The thing could not be a human brain.
It just couldn’t be at all.
The colour was wrong—a brain would have been grey and streaked with red, not a pulsating green. Helena had planted the suggestion, forming an association with a familiar object, turning a vague similarity into a firm depiction. The dark lines of assumed convolutions must be fissures and valleys, the green that of vegetation, the apparent pulsation a fault in the scanners, the glow—?
‘Sandra—still no temperature?’
‘None that we are registering, Commander.’
Cold light? It was possible. Some insects had the facility of producing a glow by chemical means, but Koenig knew that nothing radiating that brightly could possibly do it without emitting energy of some kind. And that energy would register as heat.
‘Check on the complete electromagnetic spectrum. Kano, feed all received data into Computer for the purpose of constructing a local analogue of our present and extrapolated situation. Anything new as yet, Paul?’

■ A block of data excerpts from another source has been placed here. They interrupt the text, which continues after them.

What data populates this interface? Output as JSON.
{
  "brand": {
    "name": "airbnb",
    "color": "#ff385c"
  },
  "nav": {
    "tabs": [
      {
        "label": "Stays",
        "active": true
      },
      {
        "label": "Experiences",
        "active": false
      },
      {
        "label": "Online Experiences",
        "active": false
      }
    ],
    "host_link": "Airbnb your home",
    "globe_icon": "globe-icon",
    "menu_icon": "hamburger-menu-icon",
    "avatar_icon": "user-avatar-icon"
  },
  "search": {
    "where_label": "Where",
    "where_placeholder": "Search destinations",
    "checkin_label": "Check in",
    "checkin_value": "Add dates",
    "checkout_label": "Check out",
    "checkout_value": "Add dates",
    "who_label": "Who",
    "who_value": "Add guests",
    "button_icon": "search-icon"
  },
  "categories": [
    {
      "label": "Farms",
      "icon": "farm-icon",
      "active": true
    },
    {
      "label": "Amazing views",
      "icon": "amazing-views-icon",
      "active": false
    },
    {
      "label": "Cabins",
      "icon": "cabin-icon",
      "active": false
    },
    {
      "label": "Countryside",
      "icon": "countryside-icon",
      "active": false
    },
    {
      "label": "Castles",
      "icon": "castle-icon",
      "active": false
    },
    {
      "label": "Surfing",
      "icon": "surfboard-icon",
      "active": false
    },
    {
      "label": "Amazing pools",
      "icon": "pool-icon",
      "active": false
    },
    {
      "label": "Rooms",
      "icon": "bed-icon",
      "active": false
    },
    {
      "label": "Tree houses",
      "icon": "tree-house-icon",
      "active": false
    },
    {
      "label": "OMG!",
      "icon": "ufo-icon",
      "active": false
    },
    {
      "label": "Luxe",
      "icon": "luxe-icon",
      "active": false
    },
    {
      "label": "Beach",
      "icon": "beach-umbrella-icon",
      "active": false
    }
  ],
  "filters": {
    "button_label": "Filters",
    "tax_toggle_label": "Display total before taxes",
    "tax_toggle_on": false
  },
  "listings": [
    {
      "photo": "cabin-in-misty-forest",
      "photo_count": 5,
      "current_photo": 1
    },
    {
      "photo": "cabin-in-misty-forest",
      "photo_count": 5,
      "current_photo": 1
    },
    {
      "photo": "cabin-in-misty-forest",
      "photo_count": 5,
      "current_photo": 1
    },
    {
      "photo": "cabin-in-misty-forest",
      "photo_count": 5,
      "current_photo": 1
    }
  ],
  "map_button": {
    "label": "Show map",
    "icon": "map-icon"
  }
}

‘Findings being correlated, Commander.’ Morrow grew busy with his instruments. ‘Additional data on screens now.’ The image of the glowing central mass shifted and something else took its place. ‘This was behind the main body and has just come into view.’
It was a ball of something which could have been rock, but the surface was rounded, smooth, a dull grey illuminated by the green glow and resembling a polished pebble. A natural satellite of the central mass, perhaps, but Koenig didn’t think so.
Bergman had an alternative answer.
‘It could have been trapped sometime in the past. Given enough time other objects besides ourselves must have entered this pocket universe. That could have been a lump of stellar debris at one time, a small planetoid or a large meteor.’